Why does this bother me, the internship failure? Well, I tried a lot, more than I've ever done. Either I didn't try as hard as you guys did, or I wasn't as lucky. I'm very bad at interacting with people, but I tried this time - as I did try for my foreign admissions. Yes, I try to keep up a strong face, but I'm very fearful and shy at heart - i get hurt easily, and often. It's just that I'm so tired of getting hurt, I have to ignore them to feel happy.

Getting back, I fear people will move ahead of me, overtake me. No matter what you think I am, I am your ordinary college-going boy, I share your fears, aspirations, insecurities and everything else. I too do not want to be left behind, and I'm quite convinced I will be when I don't do anything this summer and others do. You are not the cause of my worries, you are the signs. Remember Aashik how you said I just need to keep up with people in college to be ahead of them? People have moved ahead of me in college, Aashik. I am failing.

My health battered, morale shattered - I just feel very lost now. I have no idea where I am going in life.

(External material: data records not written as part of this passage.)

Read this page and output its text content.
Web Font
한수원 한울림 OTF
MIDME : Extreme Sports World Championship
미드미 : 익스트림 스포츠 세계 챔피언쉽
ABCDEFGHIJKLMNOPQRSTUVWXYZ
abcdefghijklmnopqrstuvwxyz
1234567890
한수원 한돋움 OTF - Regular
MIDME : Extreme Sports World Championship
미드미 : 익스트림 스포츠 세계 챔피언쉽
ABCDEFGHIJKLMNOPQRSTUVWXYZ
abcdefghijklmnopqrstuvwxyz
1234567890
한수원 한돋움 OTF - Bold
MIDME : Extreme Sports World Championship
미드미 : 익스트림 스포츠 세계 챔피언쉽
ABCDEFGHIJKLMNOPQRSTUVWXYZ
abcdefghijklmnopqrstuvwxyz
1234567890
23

Also, please don't tell me you guys have the same feelings about your life - I am sure we all have problems, and I am not claiming that mine is greater than yours, all I'm saying is that mine is different from yours - because they originated due to different reasons. So, the next time I talk to you, and if I am sad, please do not ask me to be happy, for I cannot carry on a fake smile anymore.

Now to answer a basic question of life - what makes me happy in life? Am I chasing success? Well, I tried to find joy in others' happiness, and I got rebuked - because I was accused of having an acerbic tongue by my closest of friends, and thus my words defeated my actions. I achieved success, and I can probably do that again. But I can't have infinite success, and there will always be somebody more successful than me. My fears will soon overcome me, and will pull me into the depths of inferiority complex. So be it.

Regards,

Subhashish

3 comments:

blog.sahil.me said...

I don't understand - how is topping Delhi a matter of chance, and foreign admissions, internships and the like not? Or, what exactly do you mean by a "REAL world interaction"?

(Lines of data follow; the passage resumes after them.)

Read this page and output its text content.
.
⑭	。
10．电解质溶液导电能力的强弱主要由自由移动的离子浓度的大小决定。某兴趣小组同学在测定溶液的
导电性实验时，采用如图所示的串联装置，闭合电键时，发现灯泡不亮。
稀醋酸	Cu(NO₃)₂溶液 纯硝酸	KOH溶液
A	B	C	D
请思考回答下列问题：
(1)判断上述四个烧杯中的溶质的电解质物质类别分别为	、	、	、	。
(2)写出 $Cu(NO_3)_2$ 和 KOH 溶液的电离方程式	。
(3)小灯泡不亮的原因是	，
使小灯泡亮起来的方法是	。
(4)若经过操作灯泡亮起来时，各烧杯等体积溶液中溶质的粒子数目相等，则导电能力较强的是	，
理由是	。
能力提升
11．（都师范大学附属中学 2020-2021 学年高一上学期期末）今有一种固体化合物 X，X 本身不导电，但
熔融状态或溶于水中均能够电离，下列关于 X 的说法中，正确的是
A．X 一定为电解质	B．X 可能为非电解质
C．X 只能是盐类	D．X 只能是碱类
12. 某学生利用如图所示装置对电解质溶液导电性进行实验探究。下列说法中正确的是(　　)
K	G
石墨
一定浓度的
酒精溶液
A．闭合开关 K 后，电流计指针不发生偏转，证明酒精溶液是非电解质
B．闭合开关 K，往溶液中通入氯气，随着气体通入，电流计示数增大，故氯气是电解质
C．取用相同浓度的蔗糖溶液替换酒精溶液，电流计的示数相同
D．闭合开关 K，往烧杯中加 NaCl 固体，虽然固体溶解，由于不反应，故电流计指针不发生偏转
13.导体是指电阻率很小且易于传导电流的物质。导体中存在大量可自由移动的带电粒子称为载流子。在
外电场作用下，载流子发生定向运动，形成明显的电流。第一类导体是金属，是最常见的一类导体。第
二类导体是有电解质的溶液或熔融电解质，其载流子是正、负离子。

As for chasing success, if a recent movie is to be believed, we're all supposed to be chasing excellence =P

Subhashish Bhadra said...

Hi Sahil, it's been a long time.

So, my point was that see, topping Delhi involved hard work, yes. But there were lots of 'luck' factors involved - primary among them was what kind of teacher checked your english papers. My section got lucky that way.

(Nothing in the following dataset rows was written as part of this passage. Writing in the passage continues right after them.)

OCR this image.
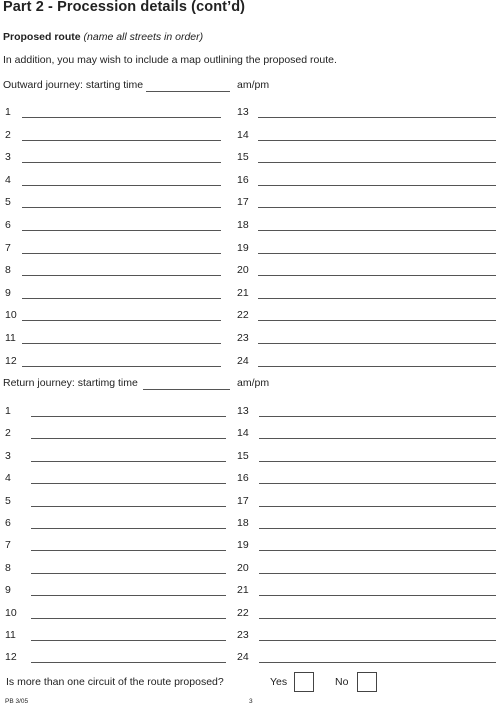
Part 2 - Procession details (cont’d)
Proposed route (name all streets in order)
In addition, you may wish to include a map outlining the proposed route.
Outward journey: starting time	am/pm
1	13
2	14
3	15
4	16
5	17
6	18
7	19
8	20
9	21
10	22
11	23
12	24
Return journey: startimg time	am/pm
1	13
2	14
3	15
4	16
5	17
6	18
7	19
8	20
9	21
10	22
11	23
12	24
Is more than one circuit of the route proposed?	Yes	No
PB 3/05	3
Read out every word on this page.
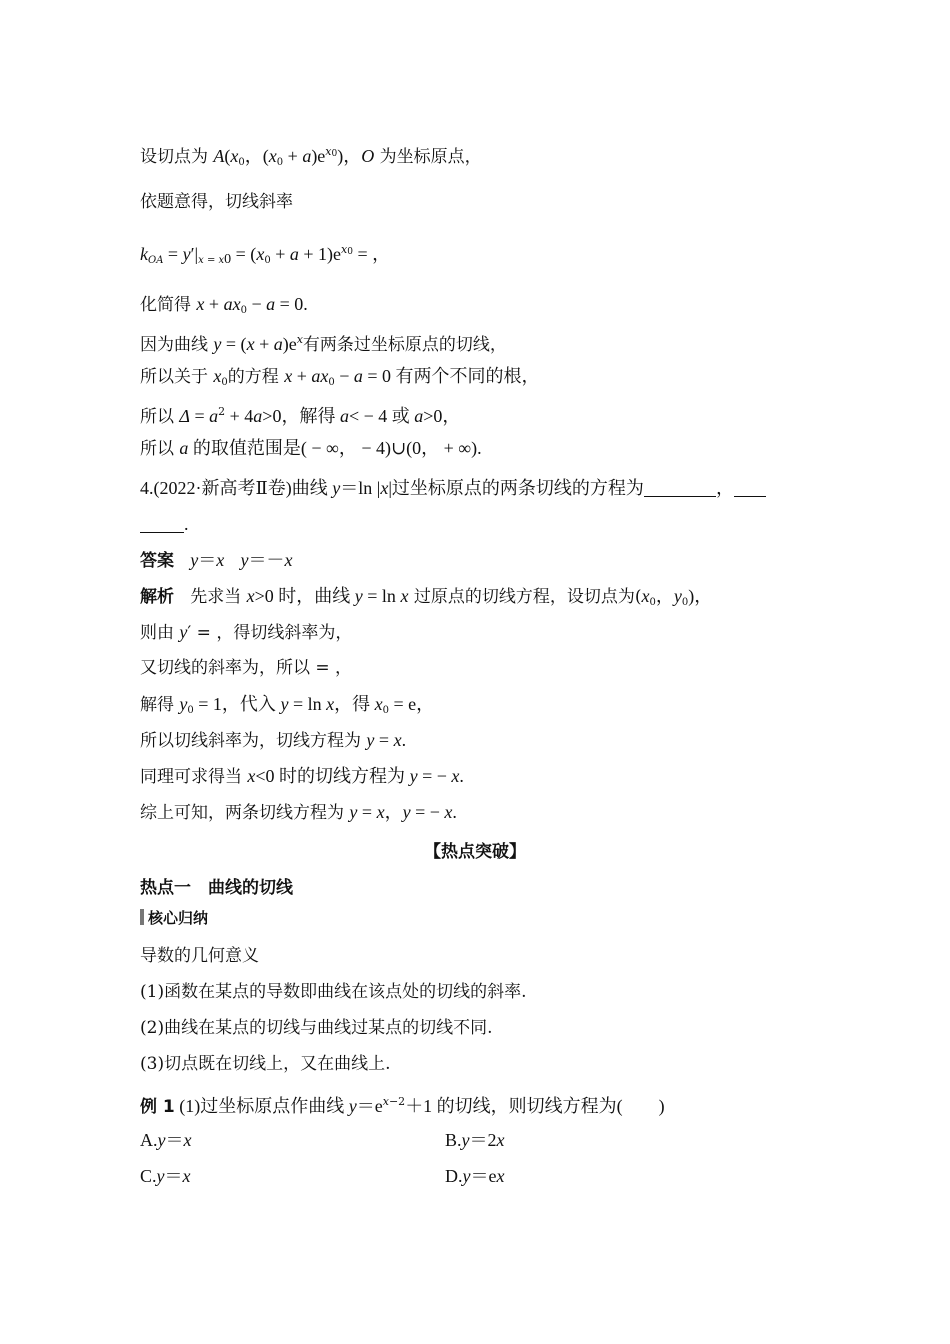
设切点为 $A(x_0$，$(x_0 + a)e^{x0}$)，O 为坐标原点，
依题意得，切线斜率
$k_{OA} = y'|_x$ $_=$ $_x0 = (x_0 + a + 1)e^{x0}$ = ，
化简得 $x + ax_0 - a = 0$.
因为曲线 $y = (x + a)e^x$有两条过坐标原点的切线，
所以关于 $x_0$的方程 $x + ax_0 - a = 0$ 有两个不同的根，
所以 $\Delta = a^2 + 4a>0$，解得 a< − 4 或 a>0，
所以 a 的取值范围是( − ∞， − 4)∪(0， + ∞).
4.(2022·新高考Ⅱ卷)曲线 y＝ln |x|过坐标原点的两条切线的方程为	，
.
答案 y＝x y＝－x
解析 先求当 x>0 时，曲线 y = ln x 过原点的切线方程，设切点为($x_0$，$y_0$)，
则由 y′ = ，得切线斜率为，
又切线的斜率为，所以 = ，
解得 $y_0 = 1$，代入 y = ln x，得 $x_0 = e$，
所以切线斜率为，切线方程为 y = x.
同理可求得当 x<0 时的切线方程为 y = − x.
综上可知，两条切线方程为 y = x，y = − x.
【热点突破】
热点一　曲线的切线
核心归纳
导数的几何意义
(1)函数在某点的导数即曲线在该点处的切线的斜率.
(2)曲线在某点的切线与曲线过某点的切线不同.
(3)切点既在切线上，又在曲线上.
例 1 (1)过坐标原点作曲线 $y=e^{x-2}+1$ 的切线，则切线方程为(　　)
A.y＝x	B.y＝2x
C.y＝x	D.y＝ex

What I meant by 'real world interactions' was where you interact with people. Like if I take an exam, I don't directly interact with the examiner. But when I appear for a Yale or internship interview, I interact directly with the interviewer. And that is where they primarily differ.

blog.sahil.me said...

Yes, but if you're talking about foreign admission interviews, you must know that they play a very tiny role in the overall process. They're more for seeing that you're not some kind of wacko than for assessing your brilliance :P

As for internship interviews, I don't really know.

The bottom line is, sometimes things don't work out. Don't you think you're being a little too harsh on yourself?